For the Passionfruit Curd Pie:
  1. Once the pre-baked pie has cooled to room temperature completely, center a rack in the oven and preheat to 350 (F). Set the pre-baked pie crust on a baking sheet.

  2. In a medium, heavy bottomed saucepan, whisk together 1 cup granulated sugar, 1 tablespoon cornstarch, and 1/4 teaspoon kosher salt until combined. Whisk in 6 large eggs until incorporated. Add 2/3 cup passionfruit puree and whisk until the mixture is a homogenous, sunny yellow.

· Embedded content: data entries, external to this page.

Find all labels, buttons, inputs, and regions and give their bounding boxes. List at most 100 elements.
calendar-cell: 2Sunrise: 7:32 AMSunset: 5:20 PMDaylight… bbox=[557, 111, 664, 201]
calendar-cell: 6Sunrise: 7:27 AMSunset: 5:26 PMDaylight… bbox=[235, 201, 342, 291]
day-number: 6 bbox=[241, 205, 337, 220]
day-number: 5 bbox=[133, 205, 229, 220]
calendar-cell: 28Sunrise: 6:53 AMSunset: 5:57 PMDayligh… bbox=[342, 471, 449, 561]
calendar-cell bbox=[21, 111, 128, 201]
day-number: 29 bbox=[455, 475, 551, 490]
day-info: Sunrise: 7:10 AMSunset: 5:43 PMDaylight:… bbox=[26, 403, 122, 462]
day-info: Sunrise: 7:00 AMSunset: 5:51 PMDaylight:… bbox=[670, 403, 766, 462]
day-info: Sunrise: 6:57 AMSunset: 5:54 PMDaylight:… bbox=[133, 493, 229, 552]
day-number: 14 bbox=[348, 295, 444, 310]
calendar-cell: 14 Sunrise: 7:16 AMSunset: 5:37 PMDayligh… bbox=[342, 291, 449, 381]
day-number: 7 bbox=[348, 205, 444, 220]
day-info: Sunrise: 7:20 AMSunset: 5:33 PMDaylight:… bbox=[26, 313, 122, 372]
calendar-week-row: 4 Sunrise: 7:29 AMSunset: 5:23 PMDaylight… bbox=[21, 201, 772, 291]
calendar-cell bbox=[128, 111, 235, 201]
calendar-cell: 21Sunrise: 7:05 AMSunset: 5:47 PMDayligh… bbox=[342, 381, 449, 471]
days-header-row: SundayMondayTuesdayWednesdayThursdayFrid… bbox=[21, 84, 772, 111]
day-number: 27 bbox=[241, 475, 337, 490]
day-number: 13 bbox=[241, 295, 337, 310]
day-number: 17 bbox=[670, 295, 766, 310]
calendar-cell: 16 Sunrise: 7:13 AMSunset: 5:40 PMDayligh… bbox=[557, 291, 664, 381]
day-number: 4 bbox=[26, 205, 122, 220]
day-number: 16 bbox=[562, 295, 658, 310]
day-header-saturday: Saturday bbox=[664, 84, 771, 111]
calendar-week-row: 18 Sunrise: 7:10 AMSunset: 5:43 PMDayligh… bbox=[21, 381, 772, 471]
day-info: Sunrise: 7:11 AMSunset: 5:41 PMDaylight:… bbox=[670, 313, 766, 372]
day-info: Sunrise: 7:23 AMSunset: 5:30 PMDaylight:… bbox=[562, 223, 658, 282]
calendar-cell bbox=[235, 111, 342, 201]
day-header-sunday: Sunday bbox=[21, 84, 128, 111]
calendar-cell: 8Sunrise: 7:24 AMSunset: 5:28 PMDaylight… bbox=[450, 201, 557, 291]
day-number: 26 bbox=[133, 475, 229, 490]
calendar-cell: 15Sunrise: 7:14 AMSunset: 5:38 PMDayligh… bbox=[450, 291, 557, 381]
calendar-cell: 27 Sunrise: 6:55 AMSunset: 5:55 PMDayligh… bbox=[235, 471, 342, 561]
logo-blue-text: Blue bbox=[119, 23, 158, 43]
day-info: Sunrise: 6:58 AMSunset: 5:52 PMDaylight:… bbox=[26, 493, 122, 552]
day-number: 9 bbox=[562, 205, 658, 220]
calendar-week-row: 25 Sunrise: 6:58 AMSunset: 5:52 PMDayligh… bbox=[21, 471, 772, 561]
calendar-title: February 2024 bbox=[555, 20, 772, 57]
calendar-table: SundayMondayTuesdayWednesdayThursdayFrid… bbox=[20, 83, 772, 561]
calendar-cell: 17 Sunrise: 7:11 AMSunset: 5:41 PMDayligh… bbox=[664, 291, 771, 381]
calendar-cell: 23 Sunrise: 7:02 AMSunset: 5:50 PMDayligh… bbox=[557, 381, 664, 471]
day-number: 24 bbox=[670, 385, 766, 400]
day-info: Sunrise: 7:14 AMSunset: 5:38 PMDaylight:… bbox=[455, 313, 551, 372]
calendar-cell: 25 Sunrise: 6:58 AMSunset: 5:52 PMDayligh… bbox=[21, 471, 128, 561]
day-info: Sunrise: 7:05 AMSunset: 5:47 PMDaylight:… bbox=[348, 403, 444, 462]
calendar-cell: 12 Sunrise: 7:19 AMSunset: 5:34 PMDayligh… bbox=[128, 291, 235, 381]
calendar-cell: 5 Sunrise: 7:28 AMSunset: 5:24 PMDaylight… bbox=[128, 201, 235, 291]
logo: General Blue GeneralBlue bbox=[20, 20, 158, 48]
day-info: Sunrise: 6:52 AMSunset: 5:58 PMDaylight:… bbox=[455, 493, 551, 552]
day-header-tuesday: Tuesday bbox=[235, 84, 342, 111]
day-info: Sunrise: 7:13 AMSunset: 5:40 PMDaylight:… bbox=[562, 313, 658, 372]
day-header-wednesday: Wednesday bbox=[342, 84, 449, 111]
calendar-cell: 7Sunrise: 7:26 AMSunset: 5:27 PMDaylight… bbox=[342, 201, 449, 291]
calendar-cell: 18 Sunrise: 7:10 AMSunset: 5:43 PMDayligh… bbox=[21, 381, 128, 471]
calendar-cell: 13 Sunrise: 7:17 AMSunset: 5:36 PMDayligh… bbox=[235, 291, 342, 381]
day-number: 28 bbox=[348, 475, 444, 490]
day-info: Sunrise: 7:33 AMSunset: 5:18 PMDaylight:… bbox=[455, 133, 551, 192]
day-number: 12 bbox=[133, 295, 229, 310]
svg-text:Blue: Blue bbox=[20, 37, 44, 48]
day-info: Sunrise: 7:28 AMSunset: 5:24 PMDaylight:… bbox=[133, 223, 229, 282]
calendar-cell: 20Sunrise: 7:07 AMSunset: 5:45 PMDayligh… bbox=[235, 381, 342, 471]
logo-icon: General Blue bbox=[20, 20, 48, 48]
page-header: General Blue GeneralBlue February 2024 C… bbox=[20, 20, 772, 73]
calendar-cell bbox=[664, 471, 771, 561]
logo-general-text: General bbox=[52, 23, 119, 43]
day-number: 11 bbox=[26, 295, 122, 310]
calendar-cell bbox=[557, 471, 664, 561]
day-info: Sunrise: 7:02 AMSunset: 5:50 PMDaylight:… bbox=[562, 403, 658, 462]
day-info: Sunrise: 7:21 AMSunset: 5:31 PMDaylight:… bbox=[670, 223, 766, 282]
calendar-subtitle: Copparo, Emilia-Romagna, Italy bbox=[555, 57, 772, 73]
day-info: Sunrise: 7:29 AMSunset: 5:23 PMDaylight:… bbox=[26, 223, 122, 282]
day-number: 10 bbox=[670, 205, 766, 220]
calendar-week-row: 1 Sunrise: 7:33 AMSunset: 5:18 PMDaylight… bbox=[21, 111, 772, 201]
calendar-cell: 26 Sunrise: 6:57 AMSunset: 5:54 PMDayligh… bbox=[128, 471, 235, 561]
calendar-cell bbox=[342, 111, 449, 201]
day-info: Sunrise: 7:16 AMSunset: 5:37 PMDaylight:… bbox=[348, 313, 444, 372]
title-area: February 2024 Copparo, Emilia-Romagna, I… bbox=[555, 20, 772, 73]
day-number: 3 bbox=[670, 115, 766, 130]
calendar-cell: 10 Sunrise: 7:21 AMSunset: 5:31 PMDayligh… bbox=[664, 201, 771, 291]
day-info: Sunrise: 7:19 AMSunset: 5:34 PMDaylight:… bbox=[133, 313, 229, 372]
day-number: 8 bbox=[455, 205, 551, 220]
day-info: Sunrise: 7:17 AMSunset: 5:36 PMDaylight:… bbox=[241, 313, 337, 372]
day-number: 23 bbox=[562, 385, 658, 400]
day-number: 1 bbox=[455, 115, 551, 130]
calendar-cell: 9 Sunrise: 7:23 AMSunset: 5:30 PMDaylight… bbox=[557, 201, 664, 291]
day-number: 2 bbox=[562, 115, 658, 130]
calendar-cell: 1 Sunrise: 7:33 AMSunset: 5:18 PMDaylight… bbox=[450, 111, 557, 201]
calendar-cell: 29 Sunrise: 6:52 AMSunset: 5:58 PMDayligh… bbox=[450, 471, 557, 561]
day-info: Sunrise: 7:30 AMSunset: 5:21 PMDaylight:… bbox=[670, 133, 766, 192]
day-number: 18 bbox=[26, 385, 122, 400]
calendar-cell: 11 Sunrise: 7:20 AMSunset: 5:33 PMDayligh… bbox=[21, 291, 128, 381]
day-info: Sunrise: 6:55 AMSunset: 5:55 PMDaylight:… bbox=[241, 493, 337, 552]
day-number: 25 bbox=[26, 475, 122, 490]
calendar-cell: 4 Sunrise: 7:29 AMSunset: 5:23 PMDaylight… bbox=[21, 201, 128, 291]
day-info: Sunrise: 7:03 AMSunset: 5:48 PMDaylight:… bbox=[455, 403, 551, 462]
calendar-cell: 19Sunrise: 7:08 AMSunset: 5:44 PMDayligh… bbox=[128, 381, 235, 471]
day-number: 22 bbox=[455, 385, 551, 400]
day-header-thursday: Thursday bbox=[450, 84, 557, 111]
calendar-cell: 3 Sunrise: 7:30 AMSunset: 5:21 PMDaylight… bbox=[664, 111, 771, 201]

  3. Fit a candy thermometer to the side of the pan and place the pan over medium heat. Cook the mixture, whisking constantly to prevent it from curdling, until the mixture thickens up, lightens in color, and registers 160 (F) on the candy thermometer; this should take around 10 minutes.

  4. Remove the pan from the heat and add 1/2 cup unsalted butter one cube at a time, whisking until the mixture is smooth and all the butter has fully incorporated. Whisk in 1/2 teaspoon pure vanilla extract.

  5. Pour the passionfruit curd into the pre-baked pie shell and bake in the preheated oven for 20 to 25 minutes, until the edges of the filling have puffed but the center is barely set. You can test this by giving the baking sheet a jolt in the oven — the center should still wobble slightly when you pull it out. If it's pretty solid, you've overcooked it!

  6. When the pie has finished baking, transfer to a wire rack to cool completely to room temperature, before chilling in the refrigerator overnight before slicing and serving with the crème fraîche whipped cream.

For the Crème Fraîche Whipped Cream:
  1. When the pie has chilled and you're ready to serve it, make the crème fraîche whipped cream. In a freestanding electric mixer fitted with a whisk attachment, whip 1/2 cup heavy whipping cream until soft peaks form. When soft peaks form, fold in 1/4 cup crème fraîche until fully incorporated. Use immediately.